The 66 had a nasty vibration that was tied to the lifters and valve adjustments.  It smoothed up considerably but never quite went away.  The lifters are the originals, pushrods are aftermarket due to some clatter with the stock length setup.  If the noise in the rear of the motor ends up being a tired lifter, Ill pull the lower and toss some new ones in. 
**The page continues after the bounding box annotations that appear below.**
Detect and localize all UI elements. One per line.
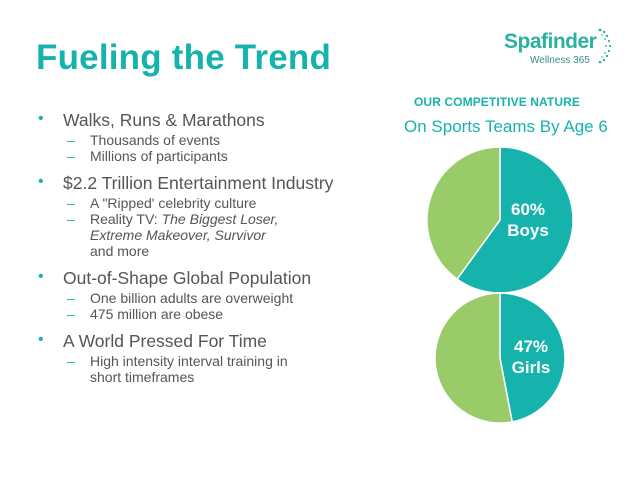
bullet-item: • $2.2 Trillion Entertainment Industry –… — [38, 173, 358, 259]
bullet-item: • Walks, Runs & Marathons – Thousands of … — [38, 110, 358, 164]
bullet-marker: • — [38, 173, 44, 190]
sub-item: – A "Ripped' celebrity culture — [67, 195, 257, 211]
logo-subtitle: Wellness 365 — [530, 55, 590, 66]
bullet-marker: • — [38, 331, 44, 348]
sub-text: 475 million are obese — [90, 306, 224, 322]
pie-slice-other — [434, 292, 514, 424]
bullet-item: • Out-of-Shape Global Population – One bi… — [38, 268, 358, 322]
pie-value-label: 60% — [511, 200, 545, 219]
logo-dots-icon — [598, 28, 612, 64]
pie-slice-other — [426, 146, 501, 281]
spafinder-logo: Spafinder Wellness 365 — [500, 26, 612, 74]
sub-item: – Millions of participants — [67, 148, 228, 164]
sub-text: A "Ripped' celebrity culture — [90, 195, 257, 211]
sub-italic-text: Extreme Makeover, Survivor — [90, 227, 266, 243]
sub-text: High intensity interval training in — [90, 353, 288, 369]
sub-text: short timeframes — [90, 369, 195, 385]
chart-subtitle: On Sports Teams By Age 6 — [404, 117, 608, 136]
pie-value-label: 47% — [514, 337, 548, 356]
bullet-text: Out-of-Shape Global Population — [63, 268, 312, 288]
bullet-text: A World Pressed For Time — [63, 331, 267, 351]
pie-category-label: Girls — [512, 358, 551, 377]
bullet-item: • A World Pressed For Time – High intensi… — [38, 331, 358, 385]
sub-item: – Reality TV: The Biggest Loser, Extreme M… — [67, 211, 279, 259]
bullet-text: Walks, Runs & Marathons — [63, 110, 265, 130]
pie-slice-girls — [499, 292, 566, 423]
sub-item: –475 million are obese — [67, 306, 224, 322]
sub-italic-text: The Biggest Loser, — [161, 211, 279, 227]
sub-text: One billion adults are overweight — [90, 290, 294, 306]
sub-text: and more — [90, 243, 150, 259]
bullet-marker: • — [38, 268, 44, 285]
sub-text: Thousands of events — [90, 132, 220, 148]
pie-category-label: Boys — [507, 221, 549, 240]
logo-name: Spafinder — [504, 30, 597, 53]
sub-text: Millions of participants — [90, 148, 228, 164]
sub-item: – Thousands of events — [67, 132, 220, 148]
bullet-text: $2.2 Trillion Entertainment Industry — [63, 173, 334, 193]
bullet-marker: • — [38, 110, 44, 127]
sub-text: Reality TV: — [90, 211, 162, 227]
pie-slice-boys — [456, 146, 574, 294]
sub-item: – High intensity interval training in shor… — [67, 353, 288, 385]
slide-title: Fueling the Trend — [36, 38, 332, 77]
bullet-list: • Walks, Runs & Marathons – Thousands of … — [38, 110, 358, 385]
chart-title: OUR COMPETITIVE NATURE — [414, 95, 580, 109]
sub-item: – One billion adults are overweight — [67, 290, 294, 306]
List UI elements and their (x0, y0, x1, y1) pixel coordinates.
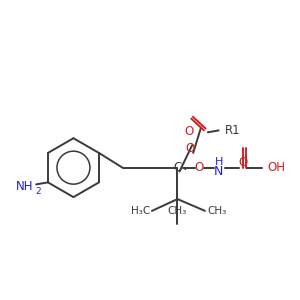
Text: 2: 2 (35, 187, 41, 196)
Text: R1: R1 (225, 124, 240, 137)
Text: ·: · (182, 163, 187, 178)
Text: O: O (186, 142, 195, 154)
Text: N: N (214, 165, 224, 178)
Text: O: O (238, 156, 248, 169)
Text: O: O (184, 125, 194, 139)
Text: H₃C: H₃C (131, 206, 150, 216)
Text: CH₃: CH₃ (207, 206, 226, 216)
Text: H: H (214, 157, 223, 167)
Text: C: C (173, 161, 181, 174)
Text: O: O (194, 161, 204, 174)
Text: NH: NH (16, 180, 33, 193)
Text: OH: OH (268, 161, 286, 174)
Text: CH₃: CH₃ (168, 206, 187, 216)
From what I can tell on this motor, its RPM dependent and is fairly smooth (as smooth as that bottom end could ever be I imagine) and then it gets a super fast vibration that feels how the motor sounds at that time if that makes sense.  It does it sitting still with no load the same as under load accelerating down the road or cruising along steady.  Im gonna put some miles on it then would like to do a compression test and see if any of the holes are lazy.  Ive got a lead on a brand new factory balancer that was a take off from a Ford crate exploder motor for half what Ide pay for a reman at any local parts place.  Seeing that its so cheap Ill likely snag it and toss it on JUST to be sure (would hate to find out down the road that it was the stupid balancer this whole time).  Im pretty certain its not...pretty sure its something in the bellhousing area OR worse case, one of the mains not playing nice but wont hurt to put brand new OEM parts on.